Now, here's where things get interesting. Gravity is *always* attractive and is caused by the warping of spacetime by the presence of mass. The consequence of this is that what we should see is that over time, the expansion of the Universe should slow down and then, possibly, reverse coming together in a Big Crunch (or as Douglas Adams put it in Restaurant at the End of the Universe, a gnab gib). The problem is that we aren't observing this. In fact, not only has the expansion continued but it is still accelerating. This cries out for explanation.

That explanation is dark energy. *Some* form of energy, that we lack the means to detect at present levels of technology, is pushing the Universe apart. We don't know precisely what it is but there is a damn lot of the stuff whatever it is. This more or less seals the fate of the universe. Eventually what will happen is that all of the galaxies will be so far apart from one another that they will be too faint to see.
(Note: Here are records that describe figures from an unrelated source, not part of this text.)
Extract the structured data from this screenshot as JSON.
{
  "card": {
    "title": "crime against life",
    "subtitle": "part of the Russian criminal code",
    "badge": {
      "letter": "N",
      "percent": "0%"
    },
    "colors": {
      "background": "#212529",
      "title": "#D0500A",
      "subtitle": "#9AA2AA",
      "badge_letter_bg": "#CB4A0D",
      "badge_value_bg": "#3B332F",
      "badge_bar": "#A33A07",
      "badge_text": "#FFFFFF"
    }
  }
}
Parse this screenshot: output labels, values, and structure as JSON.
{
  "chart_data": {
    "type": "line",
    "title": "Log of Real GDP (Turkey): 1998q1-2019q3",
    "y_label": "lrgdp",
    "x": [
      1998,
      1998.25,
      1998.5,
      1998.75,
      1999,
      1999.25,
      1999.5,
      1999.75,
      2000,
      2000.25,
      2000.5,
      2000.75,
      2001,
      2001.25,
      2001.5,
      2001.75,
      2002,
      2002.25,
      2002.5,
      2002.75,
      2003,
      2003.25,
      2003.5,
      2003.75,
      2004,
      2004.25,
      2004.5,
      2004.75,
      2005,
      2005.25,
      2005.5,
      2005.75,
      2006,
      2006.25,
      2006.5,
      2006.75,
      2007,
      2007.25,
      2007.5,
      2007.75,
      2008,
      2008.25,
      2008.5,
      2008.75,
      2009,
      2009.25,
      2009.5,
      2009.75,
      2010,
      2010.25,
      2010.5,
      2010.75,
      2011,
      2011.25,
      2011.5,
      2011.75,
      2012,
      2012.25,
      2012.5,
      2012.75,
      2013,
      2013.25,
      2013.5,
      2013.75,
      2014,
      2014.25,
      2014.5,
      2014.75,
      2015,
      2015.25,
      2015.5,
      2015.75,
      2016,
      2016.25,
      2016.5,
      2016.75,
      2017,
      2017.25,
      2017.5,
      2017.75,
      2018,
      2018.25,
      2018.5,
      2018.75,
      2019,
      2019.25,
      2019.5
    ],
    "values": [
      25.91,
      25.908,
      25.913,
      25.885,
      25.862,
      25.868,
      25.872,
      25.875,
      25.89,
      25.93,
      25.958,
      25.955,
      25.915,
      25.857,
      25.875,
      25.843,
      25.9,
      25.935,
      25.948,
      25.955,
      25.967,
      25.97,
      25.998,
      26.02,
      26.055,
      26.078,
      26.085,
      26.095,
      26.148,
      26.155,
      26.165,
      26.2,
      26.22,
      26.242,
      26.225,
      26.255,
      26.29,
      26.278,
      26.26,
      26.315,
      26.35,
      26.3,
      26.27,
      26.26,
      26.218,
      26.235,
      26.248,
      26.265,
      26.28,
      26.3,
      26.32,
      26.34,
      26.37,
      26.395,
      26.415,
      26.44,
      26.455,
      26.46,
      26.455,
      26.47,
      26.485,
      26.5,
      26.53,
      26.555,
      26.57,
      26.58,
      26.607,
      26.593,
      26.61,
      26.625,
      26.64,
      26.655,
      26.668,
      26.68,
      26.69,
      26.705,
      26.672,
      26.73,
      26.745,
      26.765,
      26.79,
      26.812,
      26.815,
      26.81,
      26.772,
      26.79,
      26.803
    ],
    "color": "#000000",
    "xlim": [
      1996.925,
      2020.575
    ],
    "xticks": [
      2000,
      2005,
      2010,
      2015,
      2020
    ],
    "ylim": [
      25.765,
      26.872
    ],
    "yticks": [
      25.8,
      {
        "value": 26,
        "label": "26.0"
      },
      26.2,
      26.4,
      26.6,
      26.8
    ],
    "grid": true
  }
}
How do we know that the galaxies are all rushing away from one another? (on the whole, the Milky Way is going to eventually collide with the Andromeda galaxy because the greater mass of our galaxy is pulling the Andromeda galaxy toward us) We know because of what is called red shift. This is simply the familiar Doppler effect applied to light. When a siren is approaching you the pitch increases and as it speeds away from you the pitch decreases. The same thing happens to light (although we can't detect it because the distances light travels here on Earth can never be far enough to see any kind of shifting) but at the astronomical level stars or galaxies moving away from us have their light shifted toward the red part of the spectrum. The more red shift the farther away you are from the observed object.